Seth Jaret, of Content Engine and Jaret Entertainment, was one of the Hollywood insiders students pitched to. He also produces how-to “Drive and Talk” videos for his site as well as posts commentary about many aspects of the business.
What a great idea – how to use that drive time in the car – please don’t text, instead, talking and driving is safer as long as you don’t have to fiddle with the smartphone cam much! And productive, as you saw if you watched the video above.
I like how Seth edits the piece about secrets to entertainment industry success. I like the repetition of the three ideas and the joke about using the word “fucking” but bleeping it out. The way he presents the information is also classic: tell is what you’re going to tell us, tell us the info, then tell us what you just told us.
Even for people like me, with our challenged attention spans – and isn’t that everybody these days? – I really got what he said.
And, like he says, these three “Fs” are crucial. Probably not only in Hollywood, but certainly there. They are:
Follow through — if you promise somebody something, like sending off a treatment or script, do it. Don’t promise to do it if you can’t do it. It’s simple but people violate this all the time.
Follow Up — this one really struck a chord with me. Writers, well, most writers, I think, are introverted. They feel that if you’ve requested something they’ve written and then they’ve taken the time to actually send it off, that should be all that’s required.
Seth rightly makes the point in the video that “follow up is what makes following through matter. People won’t read something you’ve submitted until you’ve followed up (it’ll just sit there on someone’s desk).”
Same thing with a job interview, a request for an media interview, a date. (How many of you finally went out with someone just because he or she was persistent enough to keep asking – and what if it worked out? Persistence pays.)
The third F: Get out of your own fucking way. By this he means don’t self-sabotage. If you do the first two Fs correctly (follow through and then follow up), this third F takes care of itself.
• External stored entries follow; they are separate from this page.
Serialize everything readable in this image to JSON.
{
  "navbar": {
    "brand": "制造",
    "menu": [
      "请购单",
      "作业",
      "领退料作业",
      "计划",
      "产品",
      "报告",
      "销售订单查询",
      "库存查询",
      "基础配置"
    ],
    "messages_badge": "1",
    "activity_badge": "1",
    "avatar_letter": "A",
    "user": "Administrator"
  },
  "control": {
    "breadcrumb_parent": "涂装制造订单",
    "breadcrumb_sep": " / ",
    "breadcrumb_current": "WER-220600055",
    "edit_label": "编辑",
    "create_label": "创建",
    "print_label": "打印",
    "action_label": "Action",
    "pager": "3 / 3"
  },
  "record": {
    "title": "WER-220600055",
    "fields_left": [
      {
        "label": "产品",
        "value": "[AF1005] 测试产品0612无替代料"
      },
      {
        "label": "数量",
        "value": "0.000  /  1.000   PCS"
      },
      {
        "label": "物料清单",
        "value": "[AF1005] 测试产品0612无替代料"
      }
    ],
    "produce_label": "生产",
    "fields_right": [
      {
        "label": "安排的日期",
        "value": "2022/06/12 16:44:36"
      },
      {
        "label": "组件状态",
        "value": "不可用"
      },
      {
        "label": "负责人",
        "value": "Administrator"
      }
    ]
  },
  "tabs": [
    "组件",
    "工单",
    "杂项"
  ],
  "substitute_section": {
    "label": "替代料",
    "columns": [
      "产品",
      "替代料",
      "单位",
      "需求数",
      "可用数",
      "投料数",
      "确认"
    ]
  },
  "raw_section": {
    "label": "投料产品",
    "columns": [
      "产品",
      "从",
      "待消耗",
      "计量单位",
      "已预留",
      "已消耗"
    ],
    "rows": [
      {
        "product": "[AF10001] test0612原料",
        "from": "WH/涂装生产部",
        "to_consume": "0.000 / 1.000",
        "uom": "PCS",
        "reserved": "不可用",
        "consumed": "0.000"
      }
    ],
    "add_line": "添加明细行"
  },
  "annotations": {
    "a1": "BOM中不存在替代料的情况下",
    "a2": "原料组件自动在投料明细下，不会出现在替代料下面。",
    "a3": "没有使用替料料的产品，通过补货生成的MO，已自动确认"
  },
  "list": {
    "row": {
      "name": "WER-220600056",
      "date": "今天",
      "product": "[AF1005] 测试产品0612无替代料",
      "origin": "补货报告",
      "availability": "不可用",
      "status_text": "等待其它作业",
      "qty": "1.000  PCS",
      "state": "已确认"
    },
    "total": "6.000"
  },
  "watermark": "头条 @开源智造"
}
Don’t question a Yes, especially in the business. I mean, they are so rare, just realize that and STFU!
I do realize that persistence to just below the point of being annoying is a fine line. I was the recipient of this tactic as a PR Director and I can tell you, at least from the PR-tasks buying realm, it does work. But it helps to be nice and it helps to be funny while still being persistent.
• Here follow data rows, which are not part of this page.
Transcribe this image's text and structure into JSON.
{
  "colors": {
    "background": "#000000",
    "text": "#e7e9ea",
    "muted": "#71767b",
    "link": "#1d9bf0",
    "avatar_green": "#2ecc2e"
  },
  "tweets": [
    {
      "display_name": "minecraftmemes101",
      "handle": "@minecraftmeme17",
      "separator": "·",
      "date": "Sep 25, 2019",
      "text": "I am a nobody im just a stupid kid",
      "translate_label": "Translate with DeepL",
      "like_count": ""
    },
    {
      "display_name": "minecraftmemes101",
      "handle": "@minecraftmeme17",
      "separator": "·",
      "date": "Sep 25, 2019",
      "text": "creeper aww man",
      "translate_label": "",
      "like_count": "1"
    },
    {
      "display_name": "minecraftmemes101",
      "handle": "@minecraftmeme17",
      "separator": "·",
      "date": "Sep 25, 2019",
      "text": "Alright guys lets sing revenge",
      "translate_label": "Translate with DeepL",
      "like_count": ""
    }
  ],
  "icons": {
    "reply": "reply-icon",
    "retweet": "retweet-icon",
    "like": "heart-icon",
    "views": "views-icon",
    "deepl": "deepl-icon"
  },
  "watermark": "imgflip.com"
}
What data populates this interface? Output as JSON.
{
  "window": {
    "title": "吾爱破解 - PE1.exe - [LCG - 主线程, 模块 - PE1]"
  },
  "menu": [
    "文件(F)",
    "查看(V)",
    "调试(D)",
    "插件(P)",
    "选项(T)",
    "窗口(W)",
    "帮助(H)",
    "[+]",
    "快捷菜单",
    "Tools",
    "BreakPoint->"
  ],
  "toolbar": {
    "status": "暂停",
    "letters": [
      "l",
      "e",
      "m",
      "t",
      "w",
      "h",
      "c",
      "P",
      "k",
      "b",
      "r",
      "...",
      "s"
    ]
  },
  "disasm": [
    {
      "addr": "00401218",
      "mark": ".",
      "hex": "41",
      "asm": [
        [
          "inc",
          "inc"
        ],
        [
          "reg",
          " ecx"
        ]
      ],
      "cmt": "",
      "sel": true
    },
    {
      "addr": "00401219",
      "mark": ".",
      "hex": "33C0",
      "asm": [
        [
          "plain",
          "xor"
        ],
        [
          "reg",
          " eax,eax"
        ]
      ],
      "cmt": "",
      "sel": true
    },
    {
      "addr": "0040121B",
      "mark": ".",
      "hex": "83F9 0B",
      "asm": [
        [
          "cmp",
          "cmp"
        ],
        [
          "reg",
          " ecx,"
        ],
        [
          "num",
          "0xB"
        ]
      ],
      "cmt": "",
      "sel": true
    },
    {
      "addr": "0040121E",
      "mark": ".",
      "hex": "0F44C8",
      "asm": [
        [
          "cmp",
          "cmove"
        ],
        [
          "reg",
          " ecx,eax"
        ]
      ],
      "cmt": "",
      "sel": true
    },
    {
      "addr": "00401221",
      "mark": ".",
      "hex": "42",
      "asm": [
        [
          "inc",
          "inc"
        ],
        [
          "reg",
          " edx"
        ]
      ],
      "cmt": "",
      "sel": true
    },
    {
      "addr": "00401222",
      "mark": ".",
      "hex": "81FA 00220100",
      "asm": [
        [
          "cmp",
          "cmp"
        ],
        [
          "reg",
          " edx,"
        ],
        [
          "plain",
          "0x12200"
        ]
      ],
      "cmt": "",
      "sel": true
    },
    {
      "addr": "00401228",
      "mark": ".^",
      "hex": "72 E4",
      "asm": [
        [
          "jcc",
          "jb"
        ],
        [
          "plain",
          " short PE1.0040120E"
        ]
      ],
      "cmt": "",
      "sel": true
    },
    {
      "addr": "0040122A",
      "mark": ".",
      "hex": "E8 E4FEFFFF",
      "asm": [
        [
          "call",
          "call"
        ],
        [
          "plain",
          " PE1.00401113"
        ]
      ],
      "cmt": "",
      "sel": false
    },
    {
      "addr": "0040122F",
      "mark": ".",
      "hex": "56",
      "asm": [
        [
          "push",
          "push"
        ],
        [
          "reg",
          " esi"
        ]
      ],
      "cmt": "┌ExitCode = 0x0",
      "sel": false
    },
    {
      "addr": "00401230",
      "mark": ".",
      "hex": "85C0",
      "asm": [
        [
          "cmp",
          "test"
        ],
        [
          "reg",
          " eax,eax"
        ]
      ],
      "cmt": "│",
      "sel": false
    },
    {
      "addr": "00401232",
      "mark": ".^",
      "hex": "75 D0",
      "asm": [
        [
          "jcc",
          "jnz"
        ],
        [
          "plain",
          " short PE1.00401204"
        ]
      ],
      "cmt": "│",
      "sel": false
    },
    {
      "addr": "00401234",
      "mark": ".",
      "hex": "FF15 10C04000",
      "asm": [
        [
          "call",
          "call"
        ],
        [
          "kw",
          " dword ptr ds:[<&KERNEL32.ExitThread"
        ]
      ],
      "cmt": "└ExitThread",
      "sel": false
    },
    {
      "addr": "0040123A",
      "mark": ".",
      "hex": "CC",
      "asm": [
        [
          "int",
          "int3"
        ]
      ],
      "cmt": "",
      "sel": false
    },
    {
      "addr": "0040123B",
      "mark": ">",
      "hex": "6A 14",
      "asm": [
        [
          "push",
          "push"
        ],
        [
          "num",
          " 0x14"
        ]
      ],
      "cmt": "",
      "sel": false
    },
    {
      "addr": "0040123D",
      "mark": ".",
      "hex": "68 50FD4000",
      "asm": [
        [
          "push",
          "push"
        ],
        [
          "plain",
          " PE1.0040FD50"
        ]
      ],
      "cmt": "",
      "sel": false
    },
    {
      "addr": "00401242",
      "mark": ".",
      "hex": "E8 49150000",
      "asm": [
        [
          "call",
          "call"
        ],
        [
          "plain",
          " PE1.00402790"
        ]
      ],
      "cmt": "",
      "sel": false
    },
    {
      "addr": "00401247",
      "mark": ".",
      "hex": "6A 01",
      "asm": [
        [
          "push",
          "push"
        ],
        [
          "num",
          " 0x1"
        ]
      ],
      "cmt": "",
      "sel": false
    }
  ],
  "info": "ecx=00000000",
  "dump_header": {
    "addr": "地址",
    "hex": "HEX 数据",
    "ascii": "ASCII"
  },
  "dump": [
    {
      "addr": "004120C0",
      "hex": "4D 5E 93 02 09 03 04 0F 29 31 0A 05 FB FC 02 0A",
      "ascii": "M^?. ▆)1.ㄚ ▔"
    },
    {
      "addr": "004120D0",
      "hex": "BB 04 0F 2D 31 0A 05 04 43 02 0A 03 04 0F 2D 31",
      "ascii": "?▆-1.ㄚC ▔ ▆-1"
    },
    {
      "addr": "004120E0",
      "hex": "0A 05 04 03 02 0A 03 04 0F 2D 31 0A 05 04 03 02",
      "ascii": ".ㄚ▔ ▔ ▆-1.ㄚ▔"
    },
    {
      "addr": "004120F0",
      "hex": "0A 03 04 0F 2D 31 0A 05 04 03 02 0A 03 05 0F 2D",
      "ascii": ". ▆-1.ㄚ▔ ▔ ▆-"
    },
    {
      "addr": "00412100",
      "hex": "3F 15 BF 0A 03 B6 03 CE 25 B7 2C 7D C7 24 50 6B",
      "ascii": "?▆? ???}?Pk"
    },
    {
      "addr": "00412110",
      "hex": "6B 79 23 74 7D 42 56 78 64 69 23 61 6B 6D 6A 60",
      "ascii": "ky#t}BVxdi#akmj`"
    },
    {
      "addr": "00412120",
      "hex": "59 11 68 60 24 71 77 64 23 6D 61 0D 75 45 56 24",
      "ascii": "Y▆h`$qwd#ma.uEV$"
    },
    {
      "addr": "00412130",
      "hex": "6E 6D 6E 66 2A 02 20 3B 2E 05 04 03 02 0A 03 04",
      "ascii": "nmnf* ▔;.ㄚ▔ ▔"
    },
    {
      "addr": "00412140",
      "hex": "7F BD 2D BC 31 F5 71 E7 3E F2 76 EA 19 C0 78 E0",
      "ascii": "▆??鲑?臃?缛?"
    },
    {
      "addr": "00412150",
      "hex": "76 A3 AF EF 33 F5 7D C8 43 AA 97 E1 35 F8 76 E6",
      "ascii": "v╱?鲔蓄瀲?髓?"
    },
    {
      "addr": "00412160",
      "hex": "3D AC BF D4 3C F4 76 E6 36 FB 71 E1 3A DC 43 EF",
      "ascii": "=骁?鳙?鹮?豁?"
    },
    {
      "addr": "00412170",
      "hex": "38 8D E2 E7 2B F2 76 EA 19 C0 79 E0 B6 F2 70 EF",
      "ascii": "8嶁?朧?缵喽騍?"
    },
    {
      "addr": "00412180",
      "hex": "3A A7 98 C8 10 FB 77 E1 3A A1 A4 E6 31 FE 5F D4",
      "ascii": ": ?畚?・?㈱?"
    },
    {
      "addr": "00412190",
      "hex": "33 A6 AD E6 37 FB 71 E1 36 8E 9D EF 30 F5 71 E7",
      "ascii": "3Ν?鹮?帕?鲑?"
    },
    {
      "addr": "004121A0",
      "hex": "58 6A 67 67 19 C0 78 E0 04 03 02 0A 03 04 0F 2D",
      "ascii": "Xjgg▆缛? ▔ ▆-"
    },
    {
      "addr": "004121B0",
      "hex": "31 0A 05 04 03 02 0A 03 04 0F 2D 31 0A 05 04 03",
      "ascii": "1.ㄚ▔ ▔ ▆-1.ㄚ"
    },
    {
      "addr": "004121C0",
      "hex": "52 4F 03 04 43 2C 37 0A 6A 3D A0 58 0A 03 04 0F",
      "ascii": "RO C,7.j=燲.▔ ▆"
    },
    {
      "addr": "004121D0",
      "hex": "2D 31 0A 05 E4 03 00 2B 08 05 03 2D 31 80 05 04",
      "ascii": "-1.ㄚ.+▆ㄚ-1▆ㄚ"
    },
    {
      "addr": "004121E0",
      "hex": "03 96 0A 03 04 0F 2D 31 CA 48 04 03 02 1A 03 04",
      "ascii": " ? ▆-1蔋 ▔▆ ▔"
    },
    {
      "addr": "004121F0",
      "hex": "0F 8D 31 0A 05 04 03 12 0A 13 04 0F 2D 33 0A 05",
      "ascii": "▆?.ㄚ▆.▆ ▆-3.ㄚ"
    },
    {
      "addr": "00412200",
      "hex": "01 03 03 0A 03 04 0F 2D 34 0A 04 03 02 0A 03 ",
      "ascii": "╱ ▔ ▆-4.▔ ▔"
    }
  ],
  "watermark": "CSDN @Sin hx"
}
For the introverts out there from one of you: realize that you have something valuable, and that is why it was requested in the first place. Keep that in mind, especially while you’re following up, and the process is a bit easier.
And – if you don’t have or can’t develop a thick skin, you probably shouldn’t try Hollywood anyway.
What have been your experiences, especially on follow up, and how has that worked for you?